Net income dropped to $3 billion, the Beijing-based company known as Sinopec said in a statement to the Shanghai stock exchange on Sunday. Revenue slumped nearly 16% to $132 billion, the company said. Bloomberg reported.
China’s economy will continue to grow steadily in the second half of the year, driving domestic demand growth for fuels and chemicals, the company said in its Chinese-language statement on Sunday. The oversupply in the international oil market is expected to continue and international oil prices will remain low and volatile, the company said. One of China’s so-called Big Three oil companies, Sinopec’s earnings compare with a 98% profit drop by rival PetroChina Co., the country’s biggest producer, and the first-ever half-year loss by Cnooc Ltd., its largest offshore explorer.

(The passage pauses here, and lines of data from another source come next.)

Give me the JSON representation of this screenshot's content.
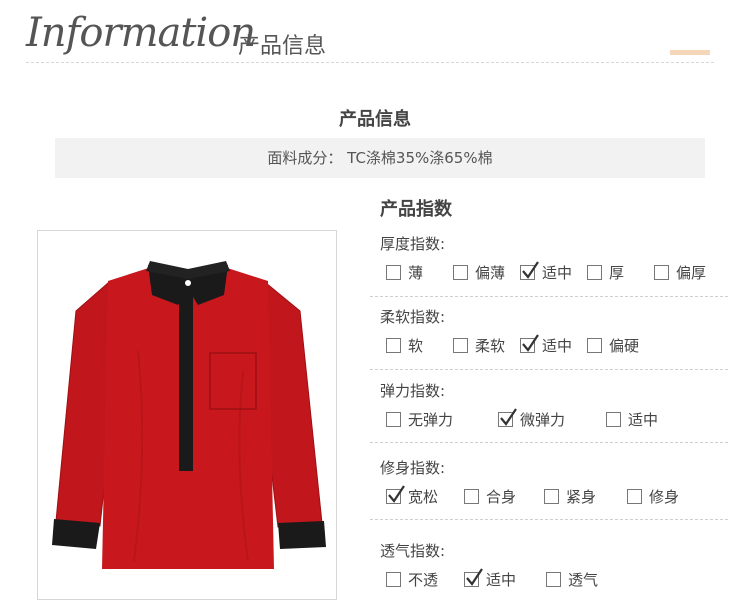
{
  "header": {
    "script_title": "Information",
    "title": "产品信息"
  },
  "product_info": {
    "title": "产品信息",
    "fabric": "面料成分：  TC涤棉35%涤65%棉"
  },
  "product_index": {
    "title": "产品指数",
    "groups": [
      {
        "label": "厚度指数:",
        "options": [
          {
            "text": "薄",
            "checked": false
          },
          {
            "text": "偏薄",
            "checked": false
          },
          {
            "text": "适中",
            "checked": true
          },
          {
            "text": "厚",
            "checked": false
          },
          {
            "text": "偏厚",
            "checked": false
          }
        ]
      },
      {
        "label": "柔软指数:",
        "options": [
          {
            "text": "软",
            "checked": false
          },
          {
            "text": "柔软",
            "checked": false
          },
          {
            "text": "适中",
            "checked": true
          },
          {
            "text": "偏硬",
            "checked": false
          }
        ]
      },
      {
        "label": "弹力指数:",
        "options": [
          {
            "text": "无弹力",
            "checked": false
          },
          {
            "text": "微弹力",
            "checked": true
          },
          {
            "text": "适中",
            "checked": false
          }
        ]
      },
      {
        "label": "修身指数:",
        "options": [
          {
            "text": "宽松",
            "checked": true
          },
          {
            "text": "合身",
            "checked": false
          },
          {
            "text": "紧身",
            "checked": false
          },
          {
            "text": "修身",
            "checked": false
          }
        ]
      },
      {
        "label": "透气指数:",
        "options": [
          {
            "text": "不透",
            "checked": false
          },
          {
            "text": "适中",
            "checked": true
          },
          {
            "text": "透气",
            "checked": false
          }
        ]
      }
    ]
  },
  "colors": {
    "shirt": "#c0161c",
    "collar": "#1a1a1a",
    "accent": "#f6d6b8"
  },
  "icons": {
    "product_image": "red-shirt-with-black-collar"
  }
}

Oil refiners typically gain when crude slumps since they benefit from cheaper supply costs, though Sinopec is still vulnerable to the price collapse as it’s the country’s third-biggest oil and gas producer. Brent crude, the global benchmark, averaged about $41 a barrel during the first half of the year, down roughly 30% from the same period in 2015. Crude production in the first half of the year dropped 11.4% to 154.2 million barrels, the company said in the statement. In the second half of the year, Sinopec expects crude production at 147 million barrels, with 125 million coming from its domestic fields and the remainder overseas.
Sinopec will raise refining throughput to 120 million tons in the second half of the year, from 115.9 million in the first six months, the company said. China’s oil refiners earlier this year got a boost from a government policy that halts retail fuel price adjustments when oil falls below $40 a barrel, putting a floor under gasoline and diesel prices while crude continued to drop. The rule boosted margins during Sinopec’s first quarter, when net income tripled from a year ago to $1 billion.